The nighttime battle sequences are another highlight. Slightly more restrained than Waugh’s most explosive work (Angel Has Fallen, Kandahar), they are nevertheless beautifully staged. Explosions—designed by longtime collaborator Terry Glass—serve as primary light sources for Ahlgren, bathing towering trees and battlefield corridors in fire and shadow. Production designer Vincent Reynaud’s Maginot Line-inspired layouts visually echo the bunker corridors the characters have lived in for years, reinforcing themes of entrapment, passage, and endurance.

One breathtaking moment pauses amid the chaos to reveal a crystal-clear night sky—Andromeda, the Milky Way—visible in stunning clarity. It’s a quiet reminder of the beauty that still exists above the devastation, and for me, one of the film’s most perfect sequences.

Not to be overlooked is David Buckley’s score, which is deeply moving, filled with recurring motifs and melodic emotional cues that elevate the film’s final act. The near-angelic chorale voices that emerge late in the story align beautifully with the visual introduction of light and life, reinforcing the film’s hard-won sense of hope.
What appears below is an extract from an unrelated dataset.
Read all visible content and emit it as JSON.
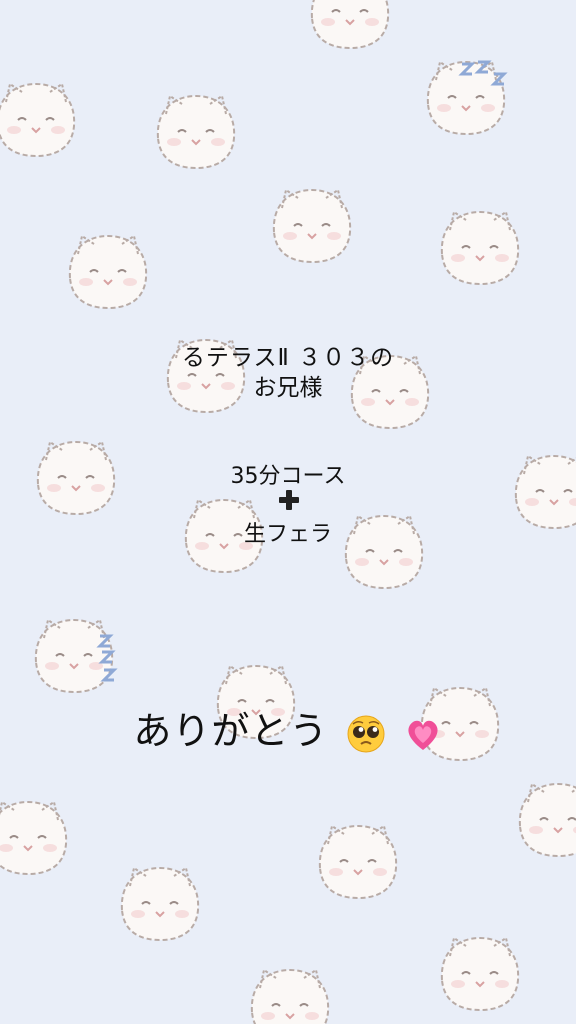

Written by Mitchell La Fortune and Chris Sparling, story structure is strong, balancing large-scale action with intimate character beats. The Garrity family remains the heartbeat of the film throughout, and Gerard Butler’s voiceover—both at the beginning and the end—lands with quiet authority and emotional resonance.
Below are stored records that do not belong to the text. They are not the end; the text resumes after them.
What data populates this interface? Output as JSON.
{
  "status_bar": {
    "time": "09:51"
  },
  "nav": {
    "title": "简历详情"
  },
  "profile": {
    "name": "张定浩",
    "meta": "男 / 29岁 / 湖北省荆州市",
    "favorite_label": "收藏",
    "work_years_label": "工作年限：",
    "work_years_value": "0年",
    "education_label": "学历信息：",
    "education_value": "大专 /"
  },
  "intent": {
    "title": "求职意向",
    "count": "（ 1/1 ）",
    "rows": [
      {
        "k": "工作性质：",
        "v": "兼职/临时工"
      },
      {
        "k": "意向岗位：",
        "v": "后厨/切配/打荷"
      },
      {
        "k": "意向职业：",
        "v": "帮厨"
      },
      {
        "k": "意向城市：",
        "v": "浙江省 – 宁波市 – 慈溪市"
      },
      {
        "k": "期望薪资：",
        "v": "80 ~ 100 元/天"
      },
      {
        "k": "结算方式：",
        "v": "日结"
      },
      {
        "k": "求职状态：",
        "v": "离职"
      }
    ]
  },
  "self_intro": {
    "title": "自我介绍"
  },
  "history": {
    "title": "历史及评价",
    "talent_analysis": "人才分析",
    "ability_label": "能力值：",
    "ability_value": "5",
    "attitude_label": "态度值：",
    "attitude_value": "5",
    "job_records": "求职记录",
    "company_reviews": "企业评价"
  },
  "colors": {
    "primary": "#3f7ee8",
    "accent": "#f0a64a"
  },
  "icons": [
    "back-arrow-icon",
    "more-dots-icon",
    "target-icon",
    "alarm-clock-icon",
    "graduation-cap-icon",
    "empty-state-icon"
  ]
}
Performances across the board are solid, with particular growth evident in Morena Baccarin’s Allison, now confident, capable, and firmly positioned as a leader. The shared POV between John and Allison—thinking, acting, and deciding as one—is one of the film’s most satisfying evolutions.

GREENLAND 2: MIGRATION is not about the end of the world. It’s about responsibility—what we inherit, what we protect, and what we choose to leave behind. It is a film that made me cry—ugly cry—and then immediately grip my seat in fear. A rare blend of emotional intimacy and visceral spectacle, it stands as Ric Roman Waugh’s most humane and affecting work to date.

Heart, home, and hope triumph. The only question that remains is: do we deserve the world that comes next?

Directed by Ric Roman Waugh
Written by Mitchell La Fortune and Chris Sparling

Cast: Gerard Butler, Morena Baccarin, Roman Griffin Davis

by debbie elias, 12/25/2025

 

GREENLAND 2: MIGRATION is in theatres on January 9th, 2026.